El muro de Cartagena

Cartagena fue los Estados Unidos de la era Trump antes de que los mismos Estados Unidos lo fueran. Antes de que se pusiera de moda hablar de muros fronterizos de 3200 kilómetros de largo, Cartagena ya era la ciudad amurallada, el corral de piedra, el habitáculo colombiano de la exclusión y la indiferencia.
Que no nos extrañe ver que el gobierno de un país que basó su desarrollo industrial y cultural en los inmigrantes hoy quiera asestarles una puñalada en la espalda: eso en la capital del departamento de Bolívar es cuento viejo. Desde hace décadas que vivimos la repetida y triste historia de nacer en una ciudad que ya no nos pertenece, que nos excluye de sus espacios aunque éstos hayan sido levantados sobre la sangre de los indios y con el sudor de los negros esclavizados.
La consigna de quienes han gobernado a Cartagena siempre ha consistido en erradicar todo lo que surja de los sectores populares, es decir, todo aquello a lo que nuestra “aristocracia” política le parezca que hiede a pobre, a indio, a afrodescendiente, a champetúo. Y aunque el alcalde Manolo no pertenezca a esa “aristocracia” (como Trump, que tampoco pertenecía al Establishment gringo) su gestión pública sigue ejecutándose en función de las tradicionales políticas de exclusión: basta con ver las contradicciones en la Gerencia del Espacio Público y Movilidad Urbana, cuyos funcionarios desalojan con violencia a los vendedores informales al tiempo que permiten (muy complacientemente) que los restaurantes y hoteles ocupen las plazas y calles de la ciudad.  

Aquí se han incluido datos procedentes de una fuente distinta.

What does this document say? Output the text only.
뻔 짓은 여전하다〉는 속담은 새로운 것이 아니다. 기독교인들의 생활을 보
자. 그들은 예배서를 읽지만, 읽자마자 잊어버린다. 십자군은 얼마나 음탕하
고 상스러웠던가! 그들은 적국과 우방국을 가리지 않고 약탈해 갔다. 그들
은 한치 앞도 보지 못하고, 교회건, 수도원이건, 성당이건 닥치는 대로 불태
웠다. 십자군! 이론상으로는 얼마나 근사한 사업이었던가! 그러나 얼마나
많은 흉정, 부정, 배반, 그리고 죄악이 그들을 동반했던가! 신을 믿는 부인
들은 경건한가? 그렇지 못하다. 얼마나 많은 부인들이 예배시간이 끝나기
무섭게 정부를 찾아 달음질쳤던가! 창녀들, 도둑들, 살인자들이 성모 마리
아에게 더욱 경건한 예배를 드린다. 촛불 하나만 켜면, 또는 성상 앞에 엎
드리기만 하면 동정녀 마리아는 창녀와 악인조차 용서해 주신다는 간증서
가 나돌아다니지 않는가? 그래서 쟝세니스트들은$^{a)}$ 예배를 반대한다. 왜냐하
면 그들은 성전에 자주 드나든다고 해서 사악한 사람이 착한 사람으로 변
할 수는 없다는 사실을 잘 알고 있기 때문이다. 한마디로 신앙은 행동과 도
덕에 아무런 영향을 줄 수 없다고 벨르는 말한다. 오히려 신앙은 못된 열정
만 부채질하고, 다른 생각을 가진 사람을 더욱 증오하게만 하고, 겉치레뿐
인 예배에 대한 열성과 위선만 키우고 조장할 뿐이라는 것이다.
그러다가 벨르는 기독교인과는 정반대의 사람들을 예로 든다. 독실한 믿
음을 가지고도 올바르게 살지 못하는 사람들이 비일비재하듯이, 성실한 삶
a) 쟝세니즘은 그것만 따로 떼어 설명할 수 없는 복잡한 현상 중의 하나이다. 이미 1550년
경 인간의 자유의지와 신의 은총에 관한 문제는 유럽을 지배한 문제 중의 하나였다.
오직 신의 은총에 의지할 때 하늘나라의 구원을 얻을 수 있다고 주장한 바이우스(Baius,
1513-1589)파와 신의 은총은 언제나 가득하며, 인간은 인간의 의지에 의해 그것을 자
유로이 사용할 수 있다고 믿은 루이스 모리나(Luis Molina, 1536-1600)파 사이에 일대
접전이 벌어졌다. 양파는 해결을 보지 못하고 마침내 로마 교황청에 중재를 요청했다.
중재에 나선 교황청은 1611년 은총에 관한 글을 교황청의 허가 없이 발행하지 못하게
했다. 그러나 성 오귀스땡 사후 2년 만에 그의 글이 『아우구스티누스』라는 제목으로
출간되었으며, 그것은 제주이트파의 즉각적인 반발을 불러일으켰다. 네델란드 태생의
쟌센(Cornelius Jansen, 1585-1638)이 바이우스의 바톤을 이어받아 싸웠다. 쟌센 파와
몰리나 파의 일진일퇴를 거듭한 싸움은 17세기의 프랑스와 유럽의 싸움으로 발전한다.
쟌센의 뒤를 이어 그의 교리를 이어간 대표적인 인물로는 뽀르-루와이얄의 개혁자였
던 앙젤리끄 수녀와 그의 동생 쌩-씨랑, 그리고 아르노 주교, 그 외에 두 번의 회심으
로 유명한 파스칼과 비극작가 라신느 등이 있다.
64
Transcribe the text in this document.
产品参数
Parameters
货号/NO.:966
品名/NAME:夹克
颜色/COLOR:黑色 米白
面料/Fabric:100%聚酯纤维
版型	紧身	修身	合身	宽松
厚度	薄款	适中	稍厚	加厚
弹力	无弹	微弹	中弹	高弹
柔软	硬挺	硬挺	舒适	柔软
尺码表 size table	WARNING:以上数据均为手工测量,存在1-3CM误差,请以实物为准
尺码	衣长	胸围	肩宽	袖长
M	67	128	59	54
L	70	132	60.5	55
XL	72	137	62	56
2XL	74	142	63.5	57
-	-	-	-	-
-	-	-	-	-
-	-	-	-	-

La idea es vaciar el territorio, arrebatárselos a quienes lo “afean” y erigir luego un muro de decretos, impuestos, concesiones y prejuicios que garanticen que el negro, el indio, el pobre y el champetúo no vuelvan.
En sus memorias, García Márquez cuenta que, durante cien años, en la Torre del Reloj hubo un puente levadizo que comunicaba al Centro Histórico con Getsemaní y las familias que vivían entre los manglares de los alrededores. Decía Gabo que los colonos españoles alzaban ese puente desde las nueve de la noche hasta el amanecer, “por el terror de que la pobrería de los suburbios se les colara a medianoche para degollarlos dormidos”.
Es evidente que aquel puente levadizo nunca ha desaparecido. El miedo y el desprecio que las clases dirigentes le tienen a los sectores populares de la ciudad lo mantienen activo. El nuestro es un puente que bajan durante las campañas electorales y que luego vuelven a subir cuando ya no nos necesitan para legitimar su democracia de paja.